Online Maximum $k$-Interval Coverage Problem

TL;DR

This paper investigates the online maximum coverage problem on a line, proposing algorithms with near-optimal competitive ratios and analyzing their performance bounds in various settings.

Contribution

It introduces a dynamic programming approach for the offline problem and develops single- and double-threshold algorithms for the online problem, improving worst-case performance.

Findings

The double-threshold algorithm DOA outperforms the single-threshold SOA.

Lower bounds on competitive ratios are established for different problem settings.
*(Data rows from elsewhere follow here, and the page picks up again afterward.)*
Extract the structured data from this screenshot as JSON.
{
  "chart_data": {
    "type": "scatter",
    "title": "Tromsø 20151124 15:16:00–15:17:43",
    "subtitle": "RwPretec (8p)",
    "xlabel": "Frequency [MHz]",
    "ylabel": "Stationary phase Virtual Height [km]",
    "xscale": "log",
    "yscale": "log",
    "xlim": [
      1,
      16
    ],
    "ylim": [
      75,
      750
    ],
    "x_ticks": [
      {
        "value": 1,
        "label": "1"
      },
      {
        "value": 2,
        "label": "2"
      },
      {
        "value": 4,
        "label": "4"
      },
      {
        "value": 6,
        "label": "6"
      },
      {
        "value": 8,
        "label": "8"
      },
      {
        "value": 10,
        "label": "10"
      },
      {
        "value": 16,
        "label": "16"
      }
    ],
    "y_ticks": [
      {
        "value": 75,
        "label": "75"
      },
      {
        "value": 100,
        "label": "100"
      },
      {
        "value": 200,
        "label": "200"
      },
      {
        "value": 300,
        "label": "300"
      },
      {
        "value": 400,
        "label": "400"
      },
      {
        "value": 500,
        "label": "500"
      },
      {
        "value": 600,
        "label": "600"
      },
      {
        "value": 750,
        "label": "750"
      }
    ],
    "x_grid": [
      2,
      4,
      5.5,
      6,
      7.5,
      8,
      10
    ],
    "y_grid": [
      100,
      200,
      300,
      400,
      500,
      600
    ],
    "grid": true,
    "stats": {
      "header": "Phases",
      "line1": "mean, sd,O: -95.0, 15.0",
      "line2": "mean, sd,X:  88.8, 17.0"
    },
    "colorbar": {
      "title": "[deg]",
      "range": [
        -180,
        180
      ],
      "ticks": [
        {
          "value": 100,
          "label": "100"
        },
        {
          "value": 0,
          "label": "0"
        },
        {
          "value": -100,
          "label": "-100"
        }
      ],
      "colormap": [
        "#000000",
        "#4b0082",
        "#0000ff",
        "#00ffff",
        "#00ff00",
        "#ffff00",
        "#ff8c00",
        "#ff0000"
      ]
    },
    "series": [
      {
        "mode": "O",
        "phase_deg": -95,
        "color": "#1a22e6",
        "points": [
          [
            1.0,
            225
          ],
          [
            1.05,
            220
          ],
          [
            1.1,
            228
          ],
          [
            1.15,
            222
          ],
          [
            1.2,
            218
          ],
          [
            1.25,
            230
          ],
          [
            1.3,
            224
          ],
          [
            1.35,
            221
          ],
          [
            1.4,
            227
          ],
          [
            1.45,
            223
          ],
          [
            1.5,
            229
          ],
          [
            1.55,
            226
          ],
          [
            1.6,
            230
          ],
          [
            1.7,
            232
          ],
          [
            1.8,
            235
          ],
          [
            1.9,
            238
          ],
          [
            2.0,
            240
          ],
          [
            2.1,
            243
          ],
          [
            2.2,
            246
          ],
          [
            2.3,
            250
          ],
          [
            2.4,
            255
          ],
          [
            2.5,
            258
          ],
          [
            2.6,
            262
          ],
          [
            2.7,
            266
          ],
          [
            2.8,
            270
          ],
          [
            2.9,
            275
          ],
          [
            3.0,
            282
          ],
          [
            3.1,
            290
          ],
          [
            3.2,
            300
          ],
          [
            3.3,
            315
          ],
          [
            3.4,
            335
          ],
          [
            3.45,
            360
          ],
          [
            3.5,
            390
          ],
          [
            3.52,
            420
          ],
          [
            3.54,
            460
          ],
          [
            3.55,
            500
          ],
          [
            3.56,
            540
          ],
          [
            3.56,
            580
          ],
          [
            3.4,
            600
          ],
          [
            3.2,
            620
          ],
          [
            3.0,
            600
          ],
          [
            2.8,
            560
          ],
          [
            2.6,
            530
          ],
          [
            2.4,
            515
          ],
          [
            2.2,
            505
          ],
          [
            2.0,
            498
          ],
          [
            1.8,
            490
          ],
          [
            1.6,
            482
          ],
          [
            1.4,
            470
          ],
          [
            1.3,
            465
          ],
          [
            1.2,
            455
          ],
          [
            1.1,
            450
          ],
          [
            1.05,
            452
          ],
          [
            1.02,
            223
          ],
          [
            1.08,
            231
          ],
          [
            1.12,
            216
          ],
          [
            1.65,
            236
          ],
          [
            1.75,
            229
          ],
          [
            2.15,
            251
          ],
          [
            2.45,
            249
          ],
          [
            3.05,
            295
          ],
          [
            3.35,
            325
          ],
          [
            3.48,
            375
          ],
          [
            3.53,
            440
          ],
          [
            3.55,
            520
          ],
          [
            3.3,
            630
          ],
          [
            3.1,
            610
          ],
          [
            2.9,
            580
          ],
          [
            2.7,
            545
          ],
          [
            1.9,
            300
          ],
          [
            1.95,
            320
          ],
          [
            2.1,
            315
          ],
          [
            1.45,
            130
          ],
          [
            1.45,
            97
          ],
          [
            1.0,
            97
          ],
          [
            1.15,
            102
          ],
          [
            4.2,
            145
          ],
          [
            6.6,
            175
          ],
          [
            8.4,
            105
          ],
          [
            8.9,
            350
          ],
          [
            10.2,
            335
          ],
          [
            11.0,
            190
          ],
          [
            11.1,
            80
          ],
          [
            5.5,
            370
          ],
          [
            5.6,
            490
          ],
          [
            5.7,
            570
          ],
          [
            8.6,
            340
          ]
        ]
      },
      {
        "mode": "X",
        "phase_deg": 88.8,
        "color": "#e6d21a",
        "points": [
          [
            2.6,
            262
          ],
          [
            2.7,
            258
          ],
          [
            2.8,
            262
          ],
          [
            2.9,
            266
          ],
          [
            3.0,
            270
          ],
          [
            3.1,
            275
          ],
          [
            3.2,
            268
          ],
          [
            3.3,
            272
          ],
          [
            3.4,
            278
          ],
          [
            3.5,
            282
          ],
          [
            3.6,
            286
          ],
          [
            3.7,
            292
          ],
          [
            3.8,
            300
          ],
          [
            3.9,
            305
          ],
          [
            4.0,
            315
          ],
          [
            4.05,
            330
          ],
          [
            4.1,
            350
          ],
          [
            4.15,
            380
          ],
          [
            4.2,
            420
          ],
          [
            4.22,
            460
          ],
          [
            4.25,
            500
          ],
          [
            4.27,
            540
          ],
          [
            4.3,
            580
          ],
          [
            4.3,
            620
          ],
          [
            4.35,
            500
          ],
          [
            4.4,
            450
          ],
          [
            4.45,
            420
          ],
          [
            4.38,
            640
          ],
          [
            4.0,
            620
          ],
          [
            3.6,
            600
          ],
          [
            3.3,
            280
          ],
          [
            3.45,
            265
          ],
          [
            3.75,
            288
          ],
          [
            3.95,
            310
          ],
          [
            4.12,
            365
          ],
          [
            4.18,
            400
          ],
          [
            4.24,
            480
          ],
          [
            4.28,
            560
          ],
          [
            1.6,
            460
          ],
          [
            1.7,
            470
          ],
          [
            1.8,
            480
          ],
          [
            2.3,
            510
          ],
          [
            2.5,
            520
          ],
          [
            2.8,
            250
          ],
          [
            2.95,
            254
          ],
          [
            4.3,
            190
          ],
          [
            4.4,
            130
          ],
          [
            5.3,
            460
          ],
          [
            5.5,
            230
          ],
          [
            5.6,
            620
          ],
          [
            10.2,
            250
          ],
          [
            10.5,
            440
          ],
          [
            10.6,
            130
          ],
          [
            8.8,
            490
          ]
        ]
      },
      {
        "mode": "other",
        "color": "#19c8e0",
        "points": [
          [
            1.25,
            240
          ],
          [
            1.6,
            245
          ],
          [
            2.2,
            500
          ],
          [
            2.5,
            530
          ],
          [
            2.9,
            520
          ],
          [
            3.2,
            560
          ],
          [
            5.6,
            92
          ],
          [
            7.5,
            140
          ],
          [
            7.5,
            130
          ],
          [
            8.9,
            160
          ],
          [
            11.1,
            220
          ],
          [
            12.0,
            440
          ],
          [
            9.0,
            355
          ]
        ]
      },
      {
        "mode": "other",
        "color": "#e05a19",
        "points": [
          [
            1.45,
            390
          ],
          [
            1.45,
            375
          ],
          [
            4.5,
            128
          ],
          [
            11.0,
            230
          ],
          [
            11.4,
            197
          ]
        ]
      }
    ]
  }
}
Deterministic multi-threshold algorithms cannot surpass SOA's performance.

Abstract

We study the online maximum coverage problem on a line, in which, given an online sequence of sub-intervals (which may intersect among each other) of a target large interval and an integer $k$, we aim to select at most $k$ of the sub-intervals such that the total covered length of the target interval is maximized. The decision to accept or reject each sub-interval is made immediately and irrevocably (no preemption) right at the release timestamp of the sub-interval. We comprehensively study different settings of this problem regarding both the length of a released sub-interval and the total number of released sub-intervals. We first present lower bounds on the competitive ratio for the settings concerned in this paper, respectively. For the offline problem where the sequence of all the released sub-intervals is known in advance to the decision-maker, we propose a dynamic-programming-based optimal approach as the benchmark. For the online problem, we first propose a single-threshold-based deterministic algorithm SOA by adding a sub-interval if the added length exceeds a certain threshold, achieving competitive ratios close to the lower bounds, respectively. Then, we extend to a double-thresholds-based algorithm DOA, by using the first threshold for exploration and the second threshold (larger than the first one) for exploitation. With the two thresholds solved by our proposed program, we show that DOA improves SOA in the worst-case performance. Moreover, we prove that a deterministic algorithm that accepts sub-intervals by multi non-increasing thresholds cannot outperform even SOA.